Pour illustrer les théories de Freud sur la libido, vous exposez l’origine du monde de Gustave Courbet. 
Le Musée d’Orsay nous prête généreusement ce tableau, que nous montrons avec le cache que Jacques Lacan avait demandé à André Masson. Ce cache était posé devant le tableau et Lacan l’enlevait devant ses invités de marque. Avant le cache de Masson, il y avait eu un rideau vert, que Khalil-Bey, le commanditaire turc du tableau, avait tendu pour cacher la chose.
Dans cette section, il y a aussi un dessin de Picasso, préparatoire aux Demoiselles d’Avignon, de 1907, première figuration de la sexualité qui recoupe les observations de Freud sur la laideur – ou non – des organes génitaux. C’est dans le même esprit que nous avons aussi des œuvres de Schiele et de Klimt. 

Vous terminez le parcours de l’exposition sur un rothko. Pourquoi ? 

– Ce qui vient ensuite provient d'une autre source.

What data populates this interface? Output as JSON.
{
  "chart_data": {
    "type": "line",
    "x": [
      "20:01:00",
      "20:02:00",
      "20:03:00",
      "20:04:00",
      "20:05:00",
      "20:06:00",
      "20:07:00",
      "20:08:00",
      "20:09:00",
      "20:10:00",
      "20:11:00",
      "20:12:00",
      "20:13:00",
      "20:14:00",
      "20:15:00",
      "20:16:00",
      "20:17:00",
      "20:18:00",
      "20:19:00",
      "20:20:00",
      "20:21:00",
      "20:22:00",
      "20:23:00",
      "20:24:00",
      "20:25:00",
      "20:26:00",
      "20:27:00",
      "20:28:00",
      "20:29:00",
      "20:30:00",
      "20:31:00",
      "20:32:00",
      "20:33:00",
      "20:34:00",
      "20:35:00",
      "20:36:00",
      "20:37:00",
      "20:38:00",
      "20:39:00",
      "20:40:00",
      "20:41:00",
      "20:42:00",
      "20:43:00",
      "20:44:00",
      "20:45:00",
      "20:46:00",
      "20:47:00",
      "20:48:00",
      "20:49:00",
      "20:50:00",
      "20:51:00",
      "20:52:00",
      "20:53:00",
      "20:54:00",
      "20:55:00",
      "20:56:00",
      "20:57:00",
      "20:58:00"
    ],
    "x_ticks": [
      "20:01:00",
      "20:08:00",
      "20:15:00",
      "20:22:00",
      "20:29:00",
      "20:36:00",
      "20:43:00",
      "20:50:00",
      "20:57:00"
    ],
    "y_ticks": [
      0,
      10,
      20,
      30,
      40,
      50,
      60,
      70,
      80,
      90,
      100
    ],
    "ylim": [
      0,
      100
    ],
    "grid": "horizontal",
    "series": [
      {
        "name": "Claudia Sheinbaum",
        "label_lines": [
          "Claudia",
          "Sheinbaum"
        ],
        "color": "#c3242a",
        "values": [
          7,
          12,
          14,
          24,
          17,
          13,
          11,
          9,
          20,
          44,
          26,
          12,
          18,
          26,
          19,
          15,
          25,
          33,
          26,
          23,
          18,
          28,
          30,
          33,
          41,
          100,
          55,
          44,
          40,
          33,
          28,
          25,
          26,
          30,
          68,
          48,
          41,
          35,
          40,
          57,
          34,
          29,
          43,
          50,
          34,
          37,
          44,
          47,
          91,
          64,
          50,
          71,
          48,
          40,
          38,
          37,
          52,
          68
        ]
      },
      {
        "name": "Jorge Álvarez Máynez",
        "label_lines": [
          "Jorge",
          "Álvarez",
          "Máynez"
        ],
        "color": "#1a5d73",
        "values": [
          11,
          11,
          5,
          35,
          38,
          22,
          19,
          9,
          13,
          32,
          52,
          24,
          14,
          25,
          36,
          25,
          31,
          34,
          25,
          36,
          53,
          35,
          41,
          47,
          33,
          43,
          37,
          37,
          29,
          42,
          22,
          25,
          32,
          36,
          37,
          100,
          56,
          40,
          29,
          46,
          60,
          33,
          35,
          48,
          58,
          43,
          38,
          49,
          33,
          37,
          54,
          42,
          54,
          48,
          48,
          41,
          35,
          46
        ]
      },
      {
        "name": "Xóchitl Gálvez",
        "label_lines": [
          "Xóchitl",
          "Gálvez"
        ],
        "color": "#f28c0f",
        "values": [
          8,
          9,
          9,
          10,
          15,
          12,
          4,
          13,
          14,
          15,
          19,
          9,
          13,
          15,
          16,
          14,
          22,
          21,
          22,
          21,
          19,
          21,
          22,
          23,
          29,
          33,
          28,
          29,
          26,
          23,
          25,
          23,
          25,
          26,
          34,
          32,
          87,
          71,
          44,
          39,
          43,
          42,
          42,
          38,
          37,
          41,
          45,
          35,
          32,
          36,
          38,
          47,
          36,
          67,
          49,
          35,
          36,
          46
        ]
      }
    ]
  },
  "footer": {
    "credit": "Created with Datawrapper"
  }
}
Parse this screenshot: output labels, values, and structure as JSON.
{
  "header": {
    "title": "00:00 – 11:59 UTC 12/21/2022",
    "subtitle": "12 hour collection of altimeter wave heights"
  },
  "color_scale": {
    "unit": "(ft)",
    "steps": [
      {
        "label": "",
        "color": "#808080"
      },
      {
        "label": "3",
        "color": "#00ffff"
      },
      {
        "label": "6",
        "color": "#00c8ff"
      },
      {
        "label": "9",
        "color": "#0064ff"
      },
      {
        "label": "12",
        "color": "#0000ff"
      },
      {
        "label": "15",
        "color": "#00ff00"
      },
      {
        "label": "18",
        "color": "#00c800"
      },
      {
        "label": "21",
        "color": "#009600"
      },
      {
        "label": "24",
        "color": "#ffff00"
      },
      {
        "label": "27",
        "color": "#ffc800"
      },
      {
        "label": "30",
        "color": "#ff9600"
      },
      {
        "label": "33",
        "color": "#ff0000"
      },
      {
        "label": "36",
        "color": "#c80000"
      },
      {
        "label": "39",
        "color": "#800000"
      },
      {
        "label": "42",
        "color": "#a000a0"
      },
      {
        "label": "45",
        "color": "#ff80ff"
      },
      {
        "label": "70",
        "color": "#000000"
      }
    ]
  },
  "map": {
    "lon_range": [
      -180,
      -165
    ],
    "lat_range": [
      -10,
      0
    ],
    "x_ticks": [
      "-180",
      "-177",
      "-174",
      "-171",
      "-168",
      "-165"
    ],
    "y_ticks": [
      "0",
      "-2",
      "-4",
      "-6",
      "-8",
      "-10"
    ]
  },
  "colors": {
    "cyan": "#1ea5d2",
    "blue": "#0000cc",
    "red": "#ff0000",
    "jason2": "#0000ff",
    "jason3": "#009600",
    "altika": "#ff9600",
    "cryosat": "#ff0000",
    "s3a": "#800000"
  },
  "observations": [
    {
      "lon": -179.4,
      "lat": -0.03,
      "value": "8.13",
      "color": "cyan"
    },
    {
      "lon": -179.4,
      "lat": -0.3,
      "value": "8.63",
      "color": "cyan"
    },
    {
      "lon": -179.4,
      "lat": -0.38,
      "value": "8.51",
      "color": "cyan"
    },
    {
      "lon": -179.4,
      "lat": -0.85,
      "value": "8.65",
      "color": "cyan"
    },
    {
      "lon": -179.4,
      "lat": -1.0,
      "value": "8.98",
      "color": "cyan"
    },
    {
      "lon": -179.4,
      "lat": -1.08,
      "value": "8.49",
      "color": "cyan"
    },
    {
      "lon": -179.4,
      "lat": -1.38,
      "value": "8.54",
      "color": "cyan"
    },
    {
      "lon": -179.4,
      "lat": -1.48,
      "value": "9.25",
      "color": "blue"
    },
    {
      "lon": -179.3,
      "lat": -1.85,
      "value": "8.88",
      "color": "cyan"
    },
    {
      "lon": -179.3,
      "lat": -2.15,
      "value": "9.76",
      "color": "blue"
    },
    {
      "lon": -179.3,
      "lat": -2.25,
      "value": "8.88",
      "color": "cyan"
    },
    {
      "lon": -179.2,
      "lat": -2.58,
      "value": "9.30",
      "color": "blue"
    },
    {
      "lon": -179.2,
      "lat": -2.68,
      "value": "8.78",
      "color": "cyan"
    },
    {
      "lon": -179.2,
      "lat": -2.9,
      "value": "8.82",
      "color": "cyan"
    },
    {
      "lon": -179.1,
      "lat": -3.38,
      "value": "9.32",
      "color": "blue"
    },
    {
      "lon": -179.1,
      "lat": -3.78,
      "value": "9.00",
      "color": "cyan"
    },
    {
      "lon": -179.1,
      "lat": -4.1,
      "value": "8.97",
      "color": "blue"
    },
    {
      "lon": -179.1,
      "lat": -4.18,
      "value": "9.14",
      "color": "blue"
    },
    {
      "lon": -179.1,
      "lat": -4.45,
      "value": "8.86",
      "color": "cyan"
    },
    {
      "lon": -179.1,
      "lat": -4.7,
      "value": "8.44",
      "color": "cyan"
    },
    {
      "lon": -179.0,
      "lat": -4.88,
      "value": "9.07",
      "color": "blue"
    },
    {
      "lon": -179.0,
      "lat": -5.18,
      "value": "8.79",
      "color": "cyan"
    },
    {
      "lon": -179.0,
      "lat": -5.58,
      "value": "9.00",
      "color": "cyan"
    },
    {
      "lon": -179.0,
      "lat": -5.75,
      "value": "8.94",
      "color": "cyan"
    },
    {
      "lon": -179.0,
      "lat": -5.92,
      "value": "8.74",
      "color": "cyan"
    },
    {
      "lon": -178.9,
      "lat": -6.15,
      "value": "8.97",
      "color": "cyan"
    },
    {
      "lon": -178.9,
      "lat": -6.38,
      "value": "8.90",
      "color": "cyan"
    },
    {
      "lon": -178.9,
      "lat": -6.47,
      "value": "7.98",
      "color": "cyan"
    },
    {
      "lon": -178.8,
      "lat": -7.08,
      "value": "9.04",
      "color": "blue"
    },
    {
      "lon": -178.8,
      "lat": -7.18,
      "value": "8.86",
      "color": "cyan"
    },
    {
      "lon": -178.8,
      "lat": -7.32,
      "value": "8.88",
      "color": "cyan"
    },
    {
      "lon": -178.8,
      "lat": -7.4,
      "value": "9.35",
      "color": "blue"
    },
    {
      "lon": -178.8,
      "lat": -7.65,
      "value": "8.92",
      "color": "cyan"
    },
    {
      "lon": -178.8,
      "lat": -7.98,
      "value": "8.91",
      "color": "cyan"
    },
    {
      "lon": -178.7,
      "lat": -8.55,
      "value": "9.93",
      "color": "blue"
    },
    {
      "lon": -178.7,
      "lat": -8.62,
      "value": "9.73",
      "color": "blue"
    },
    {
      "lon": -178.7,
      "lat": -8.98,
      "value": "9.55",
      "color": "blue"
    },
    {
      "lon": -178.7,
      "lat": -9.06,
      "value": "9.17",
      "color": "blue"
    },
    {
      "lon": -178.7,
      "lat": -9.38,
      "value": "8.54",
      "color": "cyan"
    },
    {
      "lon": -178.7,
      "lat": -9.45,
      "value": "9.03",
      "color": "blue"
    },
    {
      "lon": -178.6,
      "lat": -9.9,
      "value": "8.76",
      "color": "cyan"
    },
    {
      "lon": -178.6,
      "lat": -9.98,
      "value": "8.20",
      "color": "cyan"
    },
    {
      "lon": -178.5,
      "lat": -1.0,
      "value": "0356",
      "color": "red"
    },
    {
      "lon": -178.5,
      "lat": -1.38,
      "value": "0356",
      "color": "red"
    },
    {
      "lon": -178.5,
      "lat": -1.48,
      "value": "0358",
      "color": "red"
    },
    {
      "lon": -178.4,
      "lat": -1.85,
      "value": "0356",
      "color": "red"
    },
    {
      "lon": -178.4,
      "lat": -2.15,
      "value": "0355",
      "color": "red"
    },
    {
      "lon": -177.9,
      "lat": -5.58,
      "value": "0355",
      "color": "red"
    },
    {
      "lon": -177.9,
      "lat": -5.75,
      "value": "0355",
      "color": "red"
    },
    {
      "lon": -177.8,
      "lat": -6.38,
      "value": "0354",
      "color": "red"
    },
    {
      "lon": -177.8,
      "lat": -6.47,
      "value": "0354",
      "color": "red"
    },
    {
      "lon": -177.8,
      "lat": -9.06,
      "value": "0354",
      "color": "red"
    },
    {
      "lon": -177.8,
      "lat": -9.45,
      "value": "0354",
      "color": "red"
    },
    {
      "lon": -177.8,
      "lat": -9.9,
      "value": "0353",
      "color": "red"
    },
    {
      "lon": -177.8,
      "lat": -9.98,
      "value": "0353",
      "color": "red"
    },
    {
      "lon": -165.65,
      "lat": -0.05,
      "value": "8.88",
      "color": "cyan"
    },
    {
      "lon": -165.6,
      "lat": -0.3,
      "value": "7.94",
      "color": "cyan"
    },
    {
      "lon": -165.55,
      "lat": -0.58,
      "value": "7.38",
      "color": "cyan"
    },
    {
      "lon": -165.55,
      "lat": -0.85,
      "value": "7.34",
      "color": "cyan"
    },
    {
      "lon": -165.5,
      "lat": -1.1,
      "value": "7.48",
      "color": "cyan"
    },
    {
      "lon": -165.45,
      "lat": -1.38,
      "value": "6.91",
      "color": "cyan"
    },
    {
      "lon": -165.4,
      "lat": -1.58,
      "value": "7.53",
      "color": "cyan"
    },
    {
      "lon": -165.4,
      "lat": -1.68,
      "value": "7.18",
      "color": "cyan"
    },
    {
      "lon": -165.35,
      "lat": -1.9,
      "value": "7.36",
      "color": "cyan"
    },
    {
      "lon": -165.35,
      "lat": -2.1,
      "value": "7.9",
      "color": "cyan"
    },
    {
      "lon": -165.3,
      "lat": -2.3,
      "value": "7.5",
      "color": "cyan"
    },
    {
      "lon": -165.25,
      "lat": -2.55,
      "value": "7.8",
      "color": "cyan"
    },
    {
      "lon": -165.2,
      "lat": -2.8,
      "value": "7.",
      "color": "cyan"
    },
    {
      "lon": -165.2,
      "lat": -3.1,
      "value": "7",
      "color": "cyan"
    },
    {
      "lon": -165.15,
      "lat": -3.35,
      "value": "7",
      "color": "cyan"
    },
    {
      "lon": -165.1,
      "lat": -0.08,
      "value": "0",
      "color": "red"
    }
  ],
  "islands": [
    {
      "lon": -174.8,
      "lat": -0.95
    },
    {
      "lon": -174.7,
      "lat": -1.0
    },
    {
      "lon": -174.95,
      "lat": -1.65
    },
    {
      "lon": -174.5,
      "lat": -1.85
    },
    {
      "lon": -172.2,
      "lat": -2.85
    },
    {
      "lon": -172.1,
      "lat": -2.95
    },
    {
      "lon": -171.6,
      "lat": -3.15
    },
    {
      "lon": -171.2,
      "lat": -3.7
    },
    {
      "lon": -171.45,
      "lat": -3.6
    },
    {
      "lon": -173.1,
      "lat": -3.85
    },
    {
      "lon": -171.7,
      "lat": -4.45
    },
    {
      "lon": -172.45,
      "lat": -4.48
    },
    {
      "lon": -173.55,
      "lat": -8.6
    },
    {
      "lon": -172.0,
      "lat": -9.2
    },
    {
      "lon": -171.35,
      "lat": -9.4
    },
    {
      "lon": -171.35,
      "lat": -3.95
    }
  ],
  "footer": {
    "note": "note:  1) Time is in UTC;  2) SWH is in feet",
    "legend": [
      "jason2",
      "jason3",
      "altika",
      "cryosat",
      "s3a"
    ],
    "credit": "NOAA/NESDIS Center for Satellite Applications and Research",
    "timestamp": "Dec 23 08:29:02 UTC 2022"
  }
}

C’est une abstraction très particulière. Rothko était juif et il s’est justifié dans son abstraction par son judaïsme. Les seules couleurs qu’il utilise sont ainsi celles des voiles du Temple de Jérusalem. C’est une abstraction – qui a un sens. 

L’année 2019 marquera les 80 ans de sa mort. Que peut-on dire de la place de Freud aujourd’hui ? 
Freud neurologue est passé à l’histoire comme les autres neurologues de sa génération: il a fait avancer la neurologie et puis il est passé à autre chose. Son apport est véritable, sérieux. Il est conscient qu’il a découvert une chose extraordinaire – la méthode analytique – mais quand il s’agit de thérapeutique, il est beaucoup plus prudent: elle est trop longue, trop lourde, trop chère, dit-il lui-même, en 1938 ! Et la chimie, dit-il, devra prendre la relève à l’avenir. Quel extraordinaire aveu à la fin de sa vie! Mais il fallait que Freud fût pour que la psychanalyse pût exister: il a été l’instrument de la pénétration du psychisme. La pratique psychanalytique ne serait-elle pas une sagesse proche du Talmud dont on aurait besoin aujourd’hui, dans le tumulte, la fureur, la vulgarité des usages ? Arrêtez-vous! Écoutez ! Réfléchissez ! Écoutez encore ! C’est une extraordinaire leçon de sagesse, sinon un traitement vers la guérison.